Selon Gaston Paris, le plus célèbre médiéviste et philologue romaniste français du XIXe siècle, cette histoire, sans doute inspirée par le mythe de Thésée, est issue de poèmes perdus au XIIe siècle mais dont les répliques (dont celle de Chrétien de Troyes également perdue) ont perpétué les péripéties jusqu’à nos jours.
Tristan est envoyé par le roi Marc (un nom qui veut dire « cheval » en celtique, ce qui explique qu’il porte dans la bande dessinée des oreilles d’âne) pour demander en mariage la princesse Iseult. Après avoir accompli l’exploit de sauver le royaume d’un dragon qui le menaçait, la mère de la princesse, par ailleurs magicienne, confie sa fille au chevalier en même temps qu’un philtre d’amour destiné à sceller leur union. Mais par une fatale erreur, la jeune promise le partage avec Tristan sur le bateau qui les mène en Cornouaille. Il se lie entre eux un amour invincible que mille manœuvres avec l’aide de Bringien, la suivante d’Iseult, ne peuvent dissimuler. Bientôt les amants sont surpris et bannis du royaume par un monarque au cœur bon mais déchiré.

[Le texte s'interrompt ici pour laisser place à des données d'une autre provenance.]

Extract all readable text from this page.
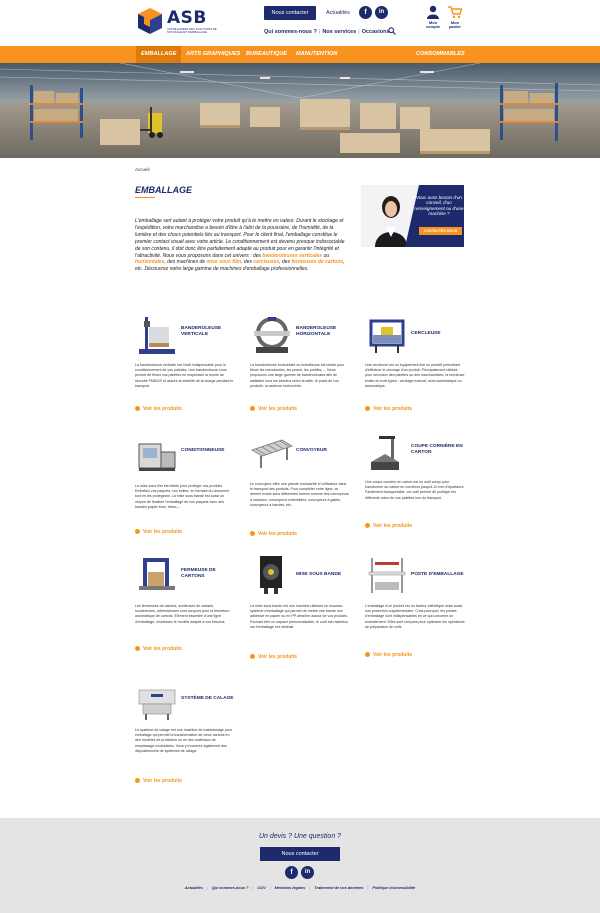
ASB
VOTRE EXPERT DES SOLUTIONS DE STOCKAGE ET D'EMBALLAGE
Nous contacter	Actualités	f	in
Qui sommes-nous ? | Nos services | Occasions
Mon compte
Mon panier
EMBALLAGE	ARTS GRAPHIQUES BUREAUTIQUE MANUTENTION	CONSOMMABLES
Accueil
EMBALLAGE
L'emballage sert autant à protéger votre produit qu'à le mettre en valeur. Durant le stockage et l'expédition, votre marchandise a besoin d'être à l'abri de la poussière, de l'humidité, de la lumière et des chocs potentiels liés au transport. Pour le client final, l'emballage constitue le premier contact visuel avec votre article. Le conditionnement est devenu presque indissociable de son contenu, il doit donc être parfaitement adapté au produit pour en garantir l'intégrité et l'attractivité. Nous vous proposons dans cet univers : des banderoleuses verticales ou horizontales, des machines de mise sous film, des cercleuses, des fermeuses de cartons, etc. Découvrez notre large gamme de machines d'emballage professionnelles.
Vous avez besoin d'un conseil, d'un renseignement ou d'une machine ?
CONTACTEZ-NOUS
BANDEROLEUSE VERTICALE
La banderoleuse verticale est l'outil indispensable pour le conditionnement de vos palettes. Une banderoleuse vous permet de filmer vos palettes en respectant la norme de sécurité FMMOS et assure la stabilité de la charge pendant le transport.
Voir les produits
BANDEROLEUSE HORIZONTALE
La banderoleuse horizontale ou emballeuse est idéale pour filmer les menuiseries, les pneus, les profilés, ... Nous proposons une large gamme de banderoleuses afin de satisfaire tous les besoins selon la taille, le poids de vos produits, la cadence recherchée.
Voir les produits
CERCLEUSE
Une cercleuse est un équipement fixe ou portatif permettant d'effectuer le cerclage d'un produit. Principalement utilisée pour sécuriser des palettes ou des marchandises, la cercleuse existe en trois types : cerclage manuel, semi-automatique ou automatique.
Voir les produits
CONDITIONNEUSE
La mise sous film est idéale pour protéger vos produits. Emballez vos paquets, vos boites, en formant du document tout en les protégeant. La mise sous bande est aussi un moyen de finaliser l'emballage de vos paquets avec des bandes papier brun, blanc,...
Voir les produits
CONVOYEUR
Le convoyeur offre une grande modularité à l'utilisateur dans le transport des produits. Pour compléter votre ligne, ce dernier existe sous différentes formes comme des convoyeurs à rouleaux, convoyeurs extensibles, convoyeurs à galets, convoyeurs à bandes, etc.
Voir les produits
COUPE CORNIÈRE EN CARTON
Une coupe cornière en carton est un outil conçu pour transformer du carton en cornières jusqu'à 10 mm d'épaisseur. Facilement transportable, cet outil permet de protéger les différents coins de vos palettes lors du transport.
Voir les produits
FERMEUSE DE CARTONS
Les fermeuses de cartons, scelleuses de caisses, scotcheuses, adhésiveuses sont conçues pour la fermeture automatique de cartons. Élément essentiel d'une ligne d'emballage, choisissez le modèle adapté à vos besoins.
Voir les produits
MISE SOUS BANDE
La mise sous bande est une machine utilisant un nouveau système d'emballage qui permet de mettre une bande non adhésive en papier ou en PP aitrail'en autour de vos produits. Pouvant être un espace personnalisable, le coût est maintenu car l'emballage est minimal.
Voir les produits
POSTE D'EMBALLAGE
L'emballage d'un produit est un facteur esthétique mais aussi une protection supplémentaire. C'est pourquoi, les postes d'emballage sont indispensables en ce qui concerne un emballement. Elles sont conçues pour optimiser les opérations de préparation de colis.
Voir les produits
SYSTÈME DE CALAGE
Le système de calage est une machine de matelassage pour emballage qui permet la transformation de vieux cartons en des modèles de protection ou en des matériaux de remplissage modulables. Vous y trouverez également des dispositionnels de systèmes de calage.
Voir les produits
Un devis ? Une question ?
Nous contacter
f	in
Actualités | Qui sommes-nous ? | CGV | Mentions légales | Traitement de vos données | Politique d'accessibilité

L’histoire ne s’arrête pas là et s’achève, après bien des passages poétiques émouvants, par le trépas du couple et leur union éternelle dans la mort.
En dépit d’une écriture, considérée en son siècle comme la quintessence du « beau français », le style de l’œuvre originale a, nous dit encore Gaston Paris, « souvent les défauts habituels du moyen âge : la banalité, la monotonie, la minutie, l’absence de souffle, d’éclat et d’ampleur… » [1] Heureusement, la bande dessinée efface ces défauts et Agnès Maupré rend à cette histoire précisément le souffle et l’éclat qui auraient pu lui manquer. Quant à Singeon, que l’on avait vu au dessin sur Bienvenue de Marguerite Abouet, il n’a pas le graphisme tapageur, mais suffisamment de justesse et de délicatesse pour animer de feu la passion dévorante de ce couple romanesque.